Gold has been used for financial transactions for thousands of years. It’s one of the most expensive minerals in the world as it has been used to adorn kings, emperors and pharaohs. It is also one of the best investment options any investor could have.

But just like any investment, there are certain practices that should be followed to ensure success of investment in gold. Gold is very easy to understand in terms of ownership and pricing but trading and earning could be challenging if you’re not careful.

The following are the things you should consider when you’re opting to invest in gold.

1. Gold is volatile in short term – never think that you’ll earn thousands of dollars in just one month. The contrary might happen to you if you’re not careful. Short term gold investment can offer easy earnings but can also cause great losses.

2. Consider it as part of portfolio – a general rule for investors should be applied to gold investment. Think of your gold investment as part of your portfolio. This means you will have to be observant on this type of investment or else you’ll end up losing everything.

3. Owning gold bullion is the only measure of ownership for trading – there are many forms of gold trading but most of them will not let you own physical gold. Acquiring gold bullion is the only method of actually owning physical gold. Other forms of gold in terms of jewelry will allow you to sell but never in real trading.

4. Gold is not money – gold is recognized around the world but it can never be used as money. You can enter into trading but not in the sense of giving gold for some product or services.

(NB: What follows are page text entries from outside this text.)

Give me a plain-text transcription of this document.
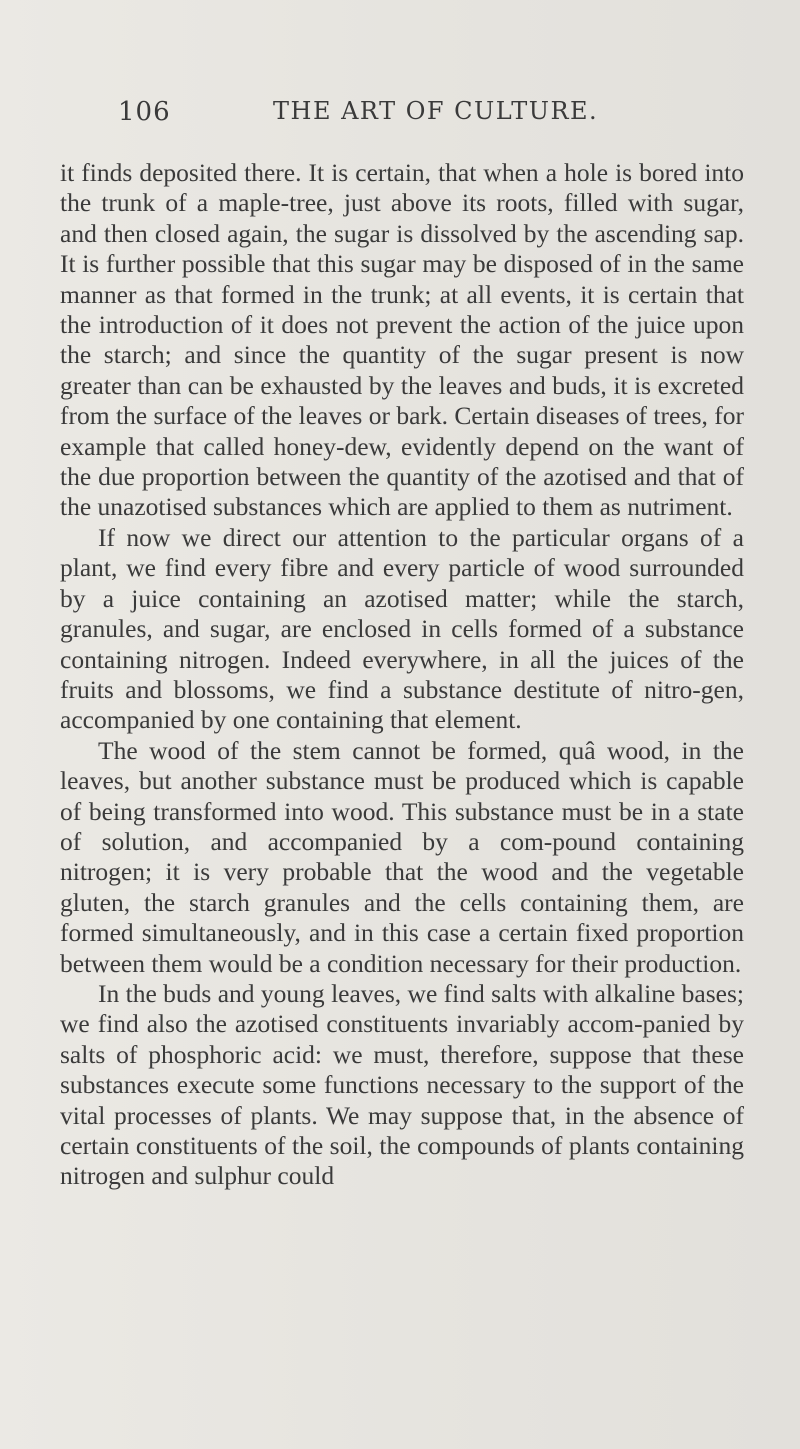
106	THE ART OF CULTURE.

it finds deposited there. It is certain, that when a hole is bored into the trunk of a maple-tree, just above its roots, filled with sugar, and then closed again, the sugar is dissolved by the ascending sap. It is further possible that this sugar may be disposed of in the same manner as that formed in the trunk; at all events, it is certain that the introduction of it does not prevent the action of the juice upon the starch; and since the quantity of the sugar present is now greater than can be exhausted by the leaves and buds, it is excreted from the surface of the leaves or bark. Certain diseases of trees, for example that called honey-dew, evidently depend on the want of the due proportion between the quantity of the azotised and that of the unazotised substances which are applied to them as nutriment.

If now we direct our attention to the particular organs of a plant, we find every fibre and every particle of wood surrounded by a juice containing an azotised matter; while the starch, granules, and sugar, are enclosed in cells formed of a substance containing nitrogen. Indeed everywhere, in all the juices of the fruits and blossoms, we find a substance destitute of nitro-gen, accompanied by one containing that element.

The wood of the stem cannot be formed, quâ wood, in the leaves, but another substance must be produced which is capable of being transformed into wood. This substance must be in a state of solution, and accompanied by a com-pound containing nitrogen; it is very probable that the wood and the vegetable gluten, the starch granules and the cells containing them, are formed simultaneously, and in this case a certain fixed proportion between them would be a condition necessary for their production.

In the buds and young leaves, we find salts with alkaline bases; we find also the azotised constituents invariably accom-panied by salts of phosphoric acid: we must, therefore, suppose that these substances execute some functions necessary to the support of the vital processes of plants. We may suppose that, in the absence of certain constituents of the soil, the compounds of plants containing nitrogen and sulphur could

5. For safety reason, go for long term trading – the only way you can assure earnings in gold trading is to trade for a very long time. Patience is a key to success in gold trading. Short term investment, as already indicated, is a very risky trading practice even when you’re using gold.

6. Trading without the actual bullion – investors have many ways of trading gold even though they don’t actually own a single gold bullion. Gold ETF and futures are only some of the investment options anyone can use in order to trade gold without any physical contact to this expensive mineral.

7. Online trading with the right company – if you’re just starting in gold trading there’s a big chance that you’ll be doing your transactions online. Choose the right broker for this type of transactions. Many of gold trading companies can help you but there are a few that can scam you if you’re not careful.

8. Gold trading in relation to currency – one of the best ways to learn about gold trading is to study currency trading. This type of trading has almost the same volatile behavior as gold.

9. Scams exist – this is the most difficult part of gold trading. Because of the lucrative marketability of gold, there is a big chance that scams will happen everywhere. Even in established companies, scam could happen anytime. Here’s a small but very useful tip to avoid these scams: if the transaction sounds too good to be true, walk away.

10. Learn about the market – gold has been used for thousands of years and can get more lucrative in the coming years. Learn what you can get from this trend in order to gain financial advantage. Take your time to learn as rushing into this type of investment is not only risky but very costly.